In his written report to the party, Mr. Hu said top officials needed to be accountable for the behaviour of their families, a pointed reference to the damaging scandals that have touched both Premier Wen Jiabao and the party's incoming leader Xi Jinping.
Mr. Hu's remarks seem to have had their intended effect, rippling through the ongoing national congress of the Communist Party, a once-in-five-years gathering where new leaders are being chosen and a national agenda is being set behind closed doors in the Great Hall of the People.
On Wednesday, the 2,268 congress delegates will approve a new Central Committee, of the Communist Party, a 350-member group that meets once a year to review party policy.

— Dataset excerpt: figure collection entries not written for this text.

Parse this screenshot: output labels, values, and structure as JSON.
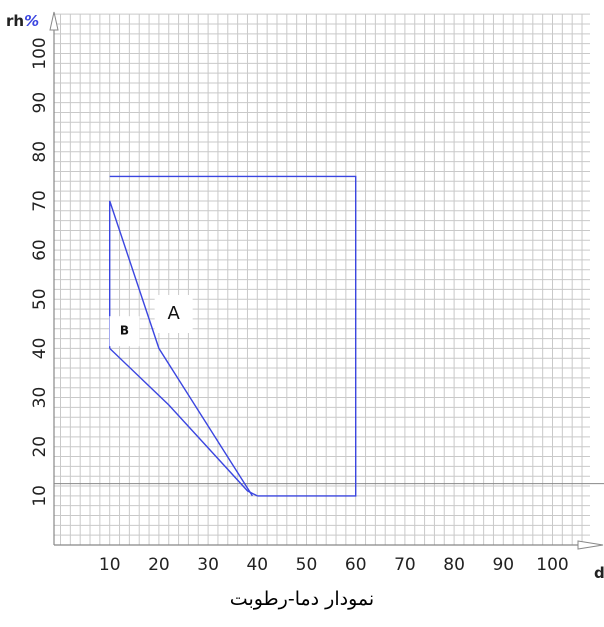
{
  "chart_data": {
    "type": "line",
    "title": "",
    "caption": "نمودار دما-رطوبت",
    "xlabel": "d",
    "ylabel_main": "rh",
    "ylabel_unit": "%",
    "xlim": [
      0,
      106
    ],
    "ylim": [
      0,
      108
    ],
    "x_ticks": [
      "10",
      "20",
      "30",
      "40",
      "50",
      "60",
      "70",
      "80",
      "90",
      "100"
    ],
    "y_ticks": [
      "10",
      "20",
      "30",
      "40",
      "50",
      "60",
      "70",
      "80",
      "90",
      "100"
    ],
    "grid": true,
    "grid_minor_step": 2,
    "series": [
      {
        "color": "#3b46e0",
        "points": [
          [
            10,
            75
          ],
          [
            60,
            75
          ],
          [
            60,
            10
          ],
          [
            40,
            10
          ]
        ]
      },
      {
        "color": "#3b46e0",
        "points": [
          [
            10,
            40
          ],
          [
            10,
            70
          ],
          [
            20,
            40
          ],
          [
            39,
            10
          ]
        ]
      },
      {
        "color": "#3b46e0",
        "points": [
          [
            10,
            40
          ],
          [
            22,
            28.5
          ],
          [
            38,
            11
          ],
          [
            40,
            10
          ]
        ]
      }
    ],
    "reference_lines": [
      {
        "axis": "y",
        "value": 12.5,
        "color": "#888888"
      }
    ],
    "annotations": [
      {
        "text": "A",
        "x": 23,
        "y": 47,
        "size": "large"
      },
      {
        "text": "B",
        "x": 13,
        "y": 43.5,
        "size": "small"
      }
    ]
  }
}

The following day, it will name a 25-person Politburo , and the supreme Standing Committee of the Politburo , expected to be made up of seven to nine men .

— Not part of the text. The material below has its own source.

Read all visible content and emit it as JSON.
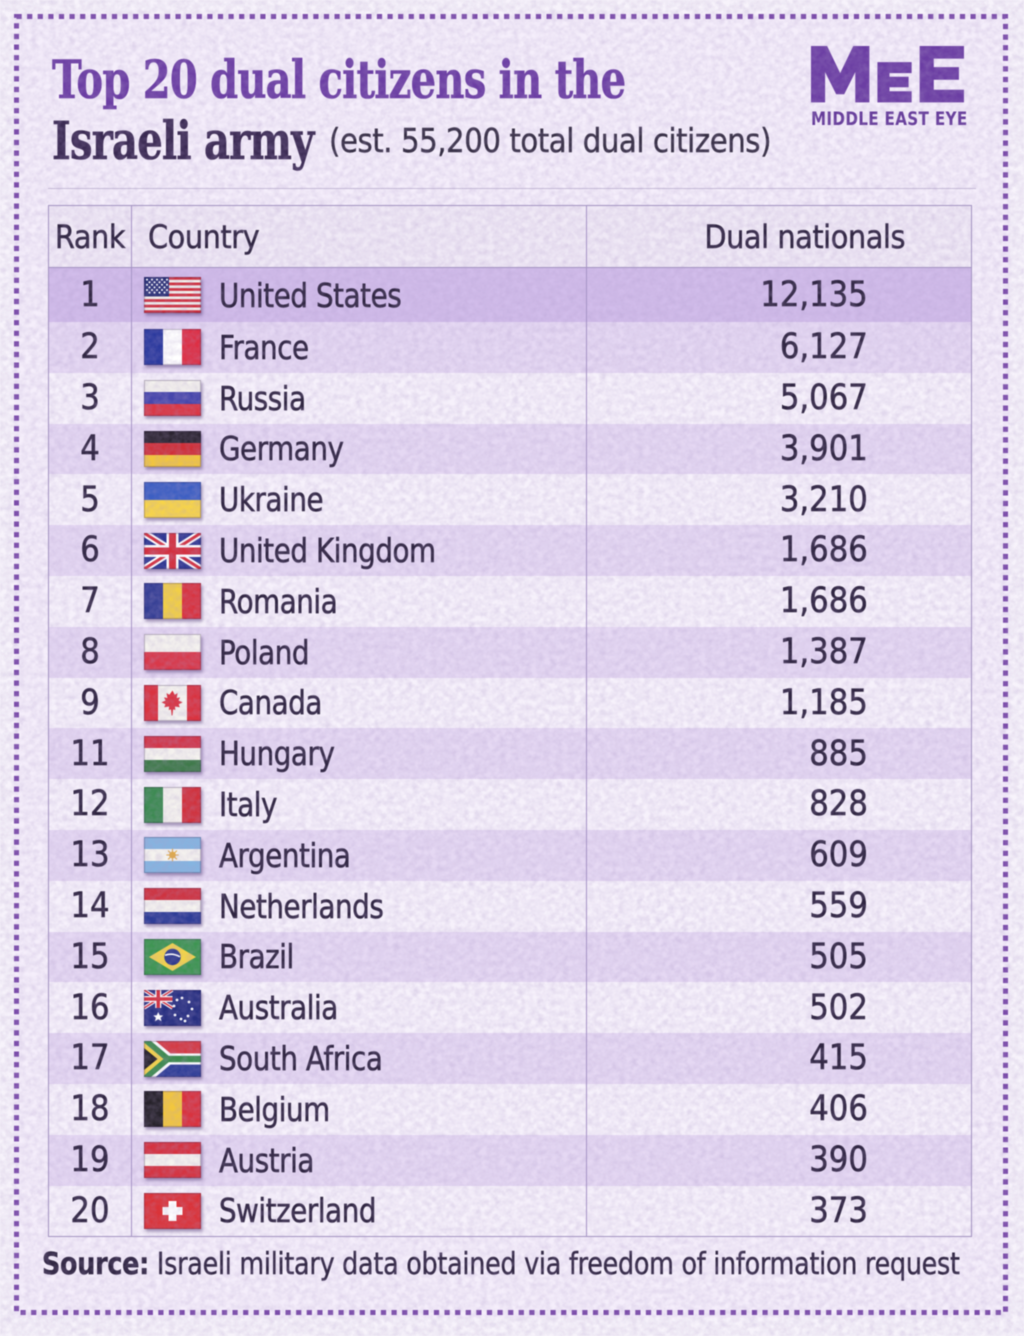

One of the key unknowns is who will join Mr. Xi on the Standing Committee. Two leading contenders have taken the lead over the declaration of assets.
Wang Yang, the boss of coastal Guangdong province, was the first to suggest that greater openness about the wealth of party members might be on the horizon. "I believe that we Chinese officials will make public our assets step by step, in line with central regulations," he said Friday in response to a question from a foreign reporter. He suggested Guangdong might move ahead of the national party by forcing provincial officials to disclose their assets.

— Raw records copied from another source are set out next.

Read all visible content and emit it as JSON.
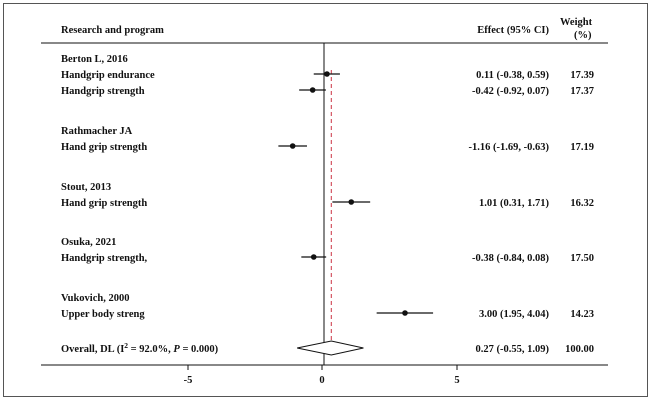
{
  "chart_data": {
    "type": "forest",
    "header": {
      "study": "Research and program",
      "effect": "Effect (95% CI)",
      "weight_line1": "Weight",
      "weight_line2": "(%)"
    },
    "groups": [
      {
        "title": "Berton L, 2016",
        "rows": [
          {
            "label": "Handgrip endurance",
            "effect": 0.11,
            "lo": -0.38,
            "hi": 0.59,
            "effect_text": "0.11 (-0.38, 0.59)",
            "weight": "17.39"
          },
          {
            "label": "Handgrip strength",
            "effect": -0.42,
            "lo": -0.92,
            "hi": 0.07,
            "effect_text": "-0.42 (-0.92, 0.07)",
            "weight": "17.37"
          }
        ]
      },
      {
        "title": "Rathmacher JA",
        "rows": [
          {
            "label": "Hand grip strength",
            "effect": -1.16,
            "lo": -1.69,
            "hi": -0.63,
            "effect_text": "-1.16 (-1.69, -0.63)",
            "weight": "17.19"
          }
        ]
      },
      {
        "title": "Stout, 2013",
        "rows": [
          {
            "label": "Hand grip strength",
            "effect": 1.01,
            "lo": 0.31,
            "hi": 1.71,
            "effect_text": "1.01 (0.31, 1.71)",
            "weight": "16.32"
          }
        ]
      },
      {
        "title": "Osuka, 2021",
        "rows": [
          {
            "label": "Handgrip strength,",
            "effect": -0.38,
            "lo": -0.84,
            "hi": 0.08,
            "effect_text": "-0.38 (-0.84, 0.08)",
            "weight": "17.50"
          }
        ]
      },
      {
        "title": "Vukovich, 2000",
        "rows": [
          {
            "label": "Upper body streng",
            "effect": 3.0,
            "lo": 1.95,
            "hi": 4.04,
            "effect_text": "3.00 (1.95, 4.04)",
            "weight": "14.23"
          }
        ]
      }
    ],
    "overall": {
      "label_prefix": "Overall, DL (I",
      "label_sup": "2",
      "label_mid": " = 92.0%, ",
      "label_p": "P",
      "label_suffix": " = 0.000)",
      "effect": 0.27,
      "lo": -0.55,
      "hi": 1.09,
      "effect_text": "0.27 (-0.55, 1.09)",
      "weight": "100.00"
    },
    "x_ticks": [
      -5,
      0,
      5
    ],
    "x_tick_labels": [
      "-5",
      "0",
      "5"
    ],
    "xlim": [
      -5.5,
      5
    ],
    "null_line": 0
  }
}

Mr. Wang, who encouraged the growth of limited civil society in Guangdong and allowed slightly more press freedom than in other parts of China, is considered one of the party's leading reformers.
On Monday, another contender for a Standing Committee job, Shanghai party chief Yu Zhengsheng, said he would have no problem disclosing his assets "because I don't have much property." According to Chinese media, Mr. Yu, who is considered a member of the party's more conservative wing, said Shanghai would "gradually move towards a system for making [officials'] assets public."
It's not yet clear whether the comments by Mr. Wang and Mr. Yu herald a coming change within the party, reflect a wider consensus among the party elite or are simply last-minute politicking to win a spot on the Standing Committee.
The Communist Party is reeling from a scandal-plagued 2012. First, rising party star Bo Xilai was felled by allegations that included corruption and abuse of power, as well as possible involvement in covering up a murder. According to state media, the Bo family moved hundreds of millions of dollars out of China before he was detained in March.
Even as the Communist Party was trying portray Mr. Bo's purge as proof of the its commitment to fighting corruption, the Bloomberg news service published an article in June detailing more than $750-million (U.S.) in assets held by relatives of Mr. Xi, the man set to become general secretary of the Communist Party, the most powerful post in the country, on Thursday. He will take over from Mr. Hu as president early next year.
The damaging revelation about Mr. Xi was followed by a New York Times report last month that found Mr. Wen's relatives were worth some $2.7-billion.
According to a report in the South China Morning Post, Mr. Wen since has asked for an investigation into his own family, in what one observer saw as Mr. Wen daring the other leaders to do the same.
Many in China see the sensational revelations about official wealth as connected to the struggle for power within the Communist Party. Many believe, for instance, that allies of Mr. Bo have aided the investigations into Mr. Xi and Mr. Wen, something denied by Bloomberg and the New York Times. "[The people who allegedly helped expose Mr. Wen] may not have expected it would mean everyone takes their pants off together," said Zhang Lifan, a prominent Beijing-based historian.